Due to the increased bureaucracy of post-Brexit travel to the UK – which includes EU visitors needing to show a passport as opposed to a national identity cards, which many French students don’t have – some headteachers have shifted their focus to Ireland for simplicity.
Some French pupils from third countries also need a visa to enter the UK – which can cost €118 and require families to travel to major cities to collect.
With 7.7 per cent of France’s population being from third countries, this presents a significant headache for schools and one that they didn’t have before Brexit.
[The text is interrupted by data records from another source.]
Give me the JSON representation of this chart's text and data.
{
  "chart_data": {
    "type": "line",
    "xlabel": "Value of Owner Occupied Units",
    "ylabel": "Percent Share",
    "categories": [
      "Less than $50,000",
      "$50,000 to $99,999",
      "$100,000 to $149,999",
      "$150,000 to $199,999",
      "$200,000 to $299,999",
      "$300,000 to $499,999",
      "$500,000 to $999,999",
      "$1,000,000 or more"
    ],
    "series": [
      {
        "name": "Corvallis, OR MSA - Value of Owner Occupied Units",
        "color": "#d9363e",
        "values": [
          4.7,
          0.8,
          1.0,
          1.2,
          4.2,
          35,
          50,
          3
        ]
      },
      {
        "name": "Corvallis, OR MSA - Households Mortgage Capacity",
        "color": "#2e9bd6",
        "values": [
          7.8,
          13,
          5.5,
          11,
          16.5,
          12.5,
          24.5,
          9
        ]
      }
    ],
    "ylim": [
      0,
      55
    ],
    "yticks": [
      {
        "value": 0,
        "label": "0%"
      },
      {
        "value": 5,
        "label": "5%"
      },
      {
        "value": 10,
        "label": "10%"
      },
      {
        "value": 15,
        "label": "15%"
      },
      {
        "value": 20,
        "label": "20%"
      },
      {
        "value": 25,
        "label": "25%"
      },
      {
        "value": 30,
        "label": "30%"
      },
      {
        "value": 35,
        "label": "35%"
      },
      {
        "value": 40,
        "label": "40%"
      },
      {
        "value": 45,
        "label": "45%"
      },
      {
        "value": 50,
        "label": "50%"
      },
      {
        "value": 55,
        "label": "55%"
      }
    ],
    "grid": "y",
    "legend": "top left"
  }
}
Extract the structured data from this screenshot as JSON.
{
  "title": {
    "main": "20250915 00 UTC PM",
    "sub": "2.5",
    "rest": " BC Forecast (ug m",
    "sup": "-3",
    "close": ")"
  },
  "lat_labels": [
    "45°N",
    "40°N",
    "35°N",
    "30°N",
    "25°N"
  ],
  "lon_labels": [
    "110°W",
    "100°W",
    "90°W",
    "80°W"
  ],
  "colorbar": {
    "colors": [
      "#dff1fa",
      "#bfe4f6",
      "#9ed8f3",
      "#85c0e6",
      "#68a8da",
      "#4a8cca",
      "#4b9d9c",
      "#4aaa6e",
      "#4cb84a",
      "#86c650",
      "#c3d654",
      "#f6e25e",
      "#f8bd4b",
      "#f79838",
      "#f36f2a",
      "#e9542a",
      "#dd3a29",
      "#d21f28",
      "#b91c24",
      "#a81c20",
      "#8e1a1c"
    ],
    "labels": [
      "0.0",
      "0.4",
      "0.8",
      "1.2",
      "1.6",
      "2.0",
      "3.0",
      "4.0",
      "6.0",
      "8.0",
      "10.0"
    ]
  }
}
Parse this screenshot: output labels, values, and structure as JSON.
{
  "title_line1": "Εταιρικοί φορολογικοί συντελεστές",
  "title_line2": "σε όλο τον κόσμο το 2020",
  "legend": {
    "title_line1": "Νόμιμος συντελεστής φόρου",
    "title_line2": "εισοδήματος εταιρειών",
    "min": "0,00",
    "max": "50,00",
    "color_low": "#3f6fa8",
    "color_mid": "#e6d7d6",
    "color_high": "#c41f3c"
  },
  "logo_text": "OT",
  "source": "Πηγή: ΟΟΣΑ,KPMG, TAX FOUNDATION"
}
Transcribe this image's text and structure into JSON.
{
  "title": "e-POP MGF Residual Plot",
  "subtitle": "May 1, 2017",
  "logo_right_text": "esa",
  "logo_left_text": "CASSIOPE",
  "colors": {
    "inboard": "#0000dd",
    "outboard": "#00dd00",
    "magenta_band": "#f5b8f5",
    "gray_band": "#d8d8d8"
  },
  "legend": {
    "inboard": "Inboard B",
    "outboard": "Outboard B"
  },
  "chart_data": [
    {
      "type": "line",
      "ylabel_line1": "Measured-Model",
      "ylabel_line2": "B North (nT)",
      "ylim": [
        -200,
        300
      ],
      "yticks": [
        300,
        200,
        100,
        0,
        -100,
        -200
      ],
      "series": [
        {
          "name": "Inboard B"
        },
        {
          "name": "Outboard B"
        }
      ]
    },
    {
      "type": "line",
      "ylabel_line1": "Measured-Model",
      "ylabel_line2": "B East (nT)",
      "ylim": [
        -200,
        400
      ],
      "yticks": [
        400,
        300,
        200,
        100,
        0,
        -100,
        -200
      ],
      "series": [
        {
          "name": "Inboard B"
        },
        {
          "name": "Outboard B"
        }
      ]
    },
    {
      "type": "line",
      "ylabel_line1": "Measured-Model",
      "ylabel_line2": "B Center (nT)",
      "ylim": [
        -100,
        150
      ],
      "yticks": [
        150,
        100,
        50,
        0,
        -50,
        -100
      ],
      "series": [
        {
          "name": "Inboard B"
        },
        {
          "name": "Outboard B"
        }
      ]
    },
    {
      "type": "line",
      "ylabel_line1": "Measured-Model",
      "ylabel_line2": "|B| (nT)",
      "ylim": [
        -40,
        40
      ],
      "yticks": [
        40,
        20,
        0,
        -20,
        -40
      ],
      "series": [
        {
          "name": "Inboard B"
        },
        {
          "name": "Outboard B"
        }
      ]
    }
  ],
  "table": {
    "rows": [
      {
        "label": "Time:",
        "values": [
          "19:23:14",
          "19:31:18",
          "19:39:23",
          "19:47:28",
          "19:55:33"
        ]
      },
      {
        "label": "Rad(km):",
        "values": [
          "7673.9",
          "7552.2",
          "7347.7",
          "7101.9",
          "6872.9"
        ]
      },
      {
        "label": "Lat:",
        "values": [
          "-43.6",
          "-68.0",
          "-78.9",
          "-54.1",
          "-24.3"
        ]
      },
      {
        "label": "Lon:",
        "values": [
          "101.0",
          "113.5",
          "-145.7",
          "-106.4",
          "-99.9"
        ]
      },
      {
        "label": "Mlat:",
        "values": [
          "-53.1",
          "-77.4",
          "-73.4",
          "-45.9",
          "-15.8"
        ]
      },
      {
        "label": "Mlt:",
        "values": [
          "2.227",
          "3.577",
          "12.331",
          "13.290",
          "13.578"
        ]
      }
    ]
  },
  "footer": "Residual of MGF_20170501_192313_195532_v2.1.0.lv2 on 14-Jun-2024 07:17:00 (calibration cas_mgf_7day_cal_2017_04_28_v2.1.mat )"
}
Articulating the problems faced by the sector, Didier Rys, head of Vauban Lycée in Aire-sur-la-Lys in northern France, told French publication La Voix du Nord the new system was “onerous”.
He said: “Because of Brexit, it’s too restrictive and onerous to go to our English neighbours.
“You need a passport for each pupil, which is an additional cost for families.”
He added that Ireland was, therefore, more attractive as “they speak English and you don’t need a passport”.
Speaking to the Times, Edward Hisbergues, director of UK school trips organiser PG Trips, said the new process was like the “Hundred Years War”.
He said: “The families travel to the visa application centre and that can take an enormous amount of time and money if you live in a small village in the Dordogne or somewhere like that. They pay for the visa application but they don’t get their money back if it is refused. It’s very dissuasive.
“[The Home Office] seems to think that these pupils are going to stay in the UK illegally, but we send 15,000 pupils a year and I’ve never known any not to come back. What sort of image does this give of the UK?
“We are in 2023, not 1400. It’s a little bit as though they think they are still in the Hundred Years’ War.”